The TiO2 electrodes were immersed in solutions with various dye-to-ionic-liquid ratios, and the investigators carefully examined how the various molecules attached to them. After refining the manufacturing process, they discovered that DSSCs manufactured with an ionic liquid with a longer molecular structure performed noticeably better than those made with oxide electrodes that were not modified.

The spatially bulky molecular structure of ionic liquids acts as an effective anti-aggregation agent without significantly impacting the amount of dye adsorbed into the electrode. Most importantly, the introduction of the larger ionic liquid improves all the photovoltaic parameters of the DSSCs.

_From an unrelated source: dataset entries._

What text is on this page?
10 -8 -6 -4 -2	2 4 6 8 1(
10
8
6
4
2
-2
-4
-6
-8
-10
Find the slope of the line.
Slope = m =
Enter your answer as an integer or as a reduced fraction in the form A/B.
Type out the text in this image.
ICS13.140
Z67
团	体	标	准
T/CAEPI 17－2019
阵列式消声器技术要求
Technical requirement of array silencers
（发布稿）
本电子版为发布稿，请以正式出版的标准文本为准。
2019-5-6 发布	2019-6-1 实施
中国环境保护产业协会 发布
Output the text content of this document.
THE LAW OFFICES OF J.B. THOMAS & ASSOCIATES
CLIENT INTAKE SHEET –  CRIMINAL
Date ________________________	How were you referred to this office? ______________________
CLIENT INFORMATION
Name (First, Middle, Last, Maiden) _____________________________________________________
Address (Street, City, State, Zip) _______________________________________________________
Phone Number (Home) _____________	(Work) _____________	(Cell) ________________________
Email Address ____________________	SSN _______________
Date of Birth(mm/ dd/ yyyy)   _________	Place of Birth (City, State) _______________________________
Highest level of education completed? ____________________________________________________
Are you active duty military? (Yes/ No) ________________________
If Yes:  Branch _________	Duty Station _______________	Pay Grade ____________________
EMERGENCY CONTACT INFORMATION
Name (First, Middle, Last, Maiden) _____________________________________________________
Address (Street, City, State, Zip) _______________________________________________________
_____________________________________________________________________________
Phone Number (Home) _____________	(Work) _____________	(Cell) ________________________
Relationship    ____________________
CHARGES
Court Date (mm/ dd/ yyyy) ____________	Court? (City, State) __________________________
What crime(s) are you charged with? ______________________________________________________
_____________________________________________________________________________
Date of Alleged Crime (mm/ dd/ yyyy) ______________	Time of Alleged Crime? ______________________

Tomohiko Inomata, Associate Professor, Nagoya Institute of Technology

It goes without saying that advancements in solar cell technology could provide a competitive advantage in the ongoing war against energy and climate crises. Despite the fact that ionic liquids are normally costly, the team’s method of use makes them affordable.

Put simply, the idea is to apply ionic liquids only at the required part of the devicein this case, the electrode's surface.

Tomohiko Inomata, Associate Professor, Nagoya Institute of Technology

The group thinks that the widespread use of electrodes that ionic liquids have altered may open the door to developing highly effective yet reasonably priced materials for solar cells and catalytic systems. Ionic liquids provide a much-needed degree of versatility as anti-aggregation agents because the structure of these substances can be adjusted during manufacture.

These discoveries might pave the way for a better future for DSSCs and, eventually, the entire planet.

The research was funded in part by a Grant-in-Aid for Scientific Research from the Ministry of Culture, Sports, Science, and Technology, Japan (MEXT/JSPS KAKENHI Grant Number (B) 20H02752 and (C) 21K04664, and by the Murata Science Foundation.

Journal Reference:

Inomata, T., et al. (2022) Improvements in photoelectric performance of dye-sensitised solar cells using ionic liquid-modified TiO2 electrodes. RSC Advances.